Il privilegio di operare con soldi altrui e senza limiti di tempo si apprezza bene anche in Ilva. Ad aprile, il Mef ha fatto arrivare 400 milioni alla sua controllata Invitalia per entrare in Acciaierie d’Italia al fianco degli indiani di ArcelorMittal e ha indicato alla presidenza il banchiere d’affari Franco Bernabè, già in Eni e Telecom. La conversione green di Taranto richiederà un altro decennio, oltre a chissà quanti miliardi pubblici, intanto la crisi dell’acciaio continua, le banche creditrici minacciano di chiudere i rubinetti e in Via XX Settembre sanno di essere seduti, incidenza dei tumori a parte, su un’altra bomba finanziaria a orologeria.

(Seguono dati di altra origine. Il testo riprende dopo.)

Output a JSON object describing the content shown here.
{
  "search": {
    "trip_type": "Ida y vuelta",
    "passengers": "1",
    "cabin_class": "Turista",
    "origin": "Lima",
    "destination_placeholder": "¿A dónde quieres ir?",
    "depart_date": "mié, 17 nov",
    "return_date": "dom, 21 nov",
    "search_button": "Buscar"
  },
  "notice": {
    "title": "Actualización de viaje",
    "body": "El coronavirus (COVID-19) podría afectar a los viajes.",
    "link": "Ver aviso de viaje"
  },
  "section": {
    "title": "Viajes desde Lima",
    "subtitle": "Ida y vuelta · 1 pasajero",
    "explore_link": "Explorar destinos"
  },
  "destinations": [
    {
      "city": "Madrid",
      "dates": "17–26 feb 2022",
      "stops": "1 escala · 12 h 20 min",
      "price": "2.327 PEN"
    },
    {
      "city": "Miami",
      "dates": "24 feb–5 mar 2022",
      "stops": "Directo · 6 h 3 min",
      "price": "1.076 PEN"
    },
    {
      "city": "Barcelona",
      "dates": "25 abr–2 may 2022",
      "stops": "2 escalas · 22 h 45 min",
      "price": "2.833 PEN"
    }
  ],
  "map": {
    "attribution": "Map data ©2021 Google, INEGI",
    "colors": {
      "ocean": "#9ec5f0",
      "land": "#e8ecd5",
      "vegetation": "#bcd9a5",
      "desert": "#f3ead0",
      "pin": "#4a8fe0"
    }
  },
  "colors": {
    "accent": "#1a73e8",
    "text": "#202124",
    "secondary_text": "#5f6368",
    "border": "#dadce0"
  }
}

Altro dossier che il cerchio magico fatica a gestire è quello di Saipem, controllata da Eni e Cdp, che nella settimana del Festival di Sanremo è crollata in Borsa (-32 per cento in due sedute) arrivando a capitalizzare meno del ben più piccolo concorrente privato Maire Tecnimont (1,2 miliardi contro 1,3 il 9 febbraio).

Chissà se dal cilindro dei soliti advisor uscirà un matrimonio riparatore, con la scusa di fare un bel polo nazionale dell’impiantistica per l’energia. Dopo aver peggiorato al ribasso tre volte in un anno le stime sui profitti (che qui sarebbero oltre 2 miliardi di perdite), Saipem rischia di dover ricostituire il capitale con un aumento da un miliardo e mezzo, dopo i 3,5 del 2016. L’a.d. è un altro fedelissimo del duo Franco-Rivera, ovvero Francesco Caio, l’unico caso al mondo di capo azienda che non se la può prendere con i predecessori, visto che ne era già presidente.

Lo hanno promosso ad aprile da Via XX Settembre, dove la dura meritocrazia che ci si aspetterebbe dal governo dei migliori a volte procede per magie.